Continuing on with my coverage of the Supreme Court's ruling on the Patient Protection and Affordable Care Act (the "Act") (read my previous posts here, here, and here), there is some updated information information available for employers. Under the Act, some franchisees will qualify as small employers for certain exemptions, but many (including multi-unit owners) will not. As a result, franchisors and franchisees need to educate themselves regarding the Act and what it will require them to do in both the short term and the long term.
The Patient Protection and Affordable Care Act requires employers to report the cost of coverage under an employer-sponsored group health or medical plan.

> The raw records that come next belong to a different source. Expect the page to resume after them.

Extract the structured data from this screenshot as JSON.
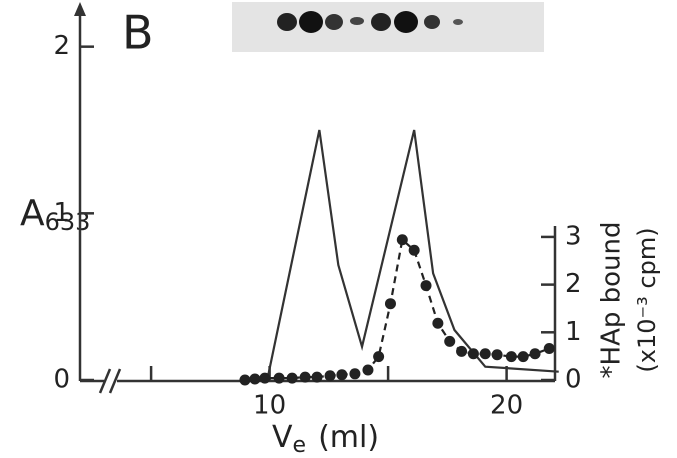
{
  "chart_data": {
    "type": "line",
    "panel_label": "B",
    "ylabel": "A",
    "ylabel_sub": "633",
    "xlabel": "V",
    "xlabel_sub": "e",
    "xlabel_unit": "(ml)",
    "y2label": "*HAp bound",
    "y2label_unit": "(x10⁻³ cpm)",
    "xlim": [
      2,
      22
    ],
    "xticks": [
      10,
      20
    ],
    "xminor_ticks": [
      5,
      15
    ],
    "ylim": [
      0,
      2.25
    ],
    "yticks": [
      0,
      1,
      2
    ],
    "y2lim": [
      0,
      3.25
    ],
    "y2ticks": [
      0,
      1,
      2,
      3
    ],
    "series": [
      {
        "color": "#333333",
        "dashed": false,
        "markers": false,
        "x": [
          9.9,
          12.1,
          12.9,
          13.9,
          16.1,
          16.9,
          17.8,
          19.1,
          22.2
        ],
        "values": [
          0,
          1.5,
          0.69,
          0.2,
          1.5,
          0.64,
          0.3,
          0.08,
          0.05
        ]
      },
      {
        "color": "#222222",
        "dashed": true,
        "markers": true,
        "axis": "y2",
        "x": [
          8.96,
          9.38,
          9.8,
          10.4,
          10.95,
          11.5,
          12.0,
          12.55,
          13.05,
          13.6,
          14.15,
          14.6,
          15.1,
          15.6,
          16.1,
          16.6,
          17.1,
          17.6,
          18.1,
          18.6,
          19.1,
          19.6,
          20.2,
          20.7,
          21.2,
          21.8
        ],
        "values": [
          0,
          0.02,
          0.04,
          0.04,
          0.04,
          0.06,
          0.06,
          0.09,
          0.11,
          0.13,
          0.21,
          0.49,
          1.6,
          2.94,
          2.72,
          1.98,
          1.19,
          0.81,
          0.6,
          0.55,
          0.55,
          0.53,
          0.49,
          0.49,
          0.55,
          0.66
        ]
      }
    ]
  }
}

This requirement was optional for all employers in 2011. For 2012 (meaning Forms W-2 for calendar year 2012 generally furnished to employees in 2013), the reporting requirement is now mandatory for sponsors of group health or medical plans, except for certain qualified small employers.
The Internal Revenue Service recently updated its online “Frequently Asked Questions” to clarify certain issues. These include: the type of employers subject to the reporting requirements; whether reporting is mandatory or optional for a particular type of coverage; whether the employee portion of applicable premiums needs to be reported; and where on Form W-2 the premium costs should be reported. For example, dental and vision plans not integrated into another group medical or health plan are among the types of coverage within the optional reporting category.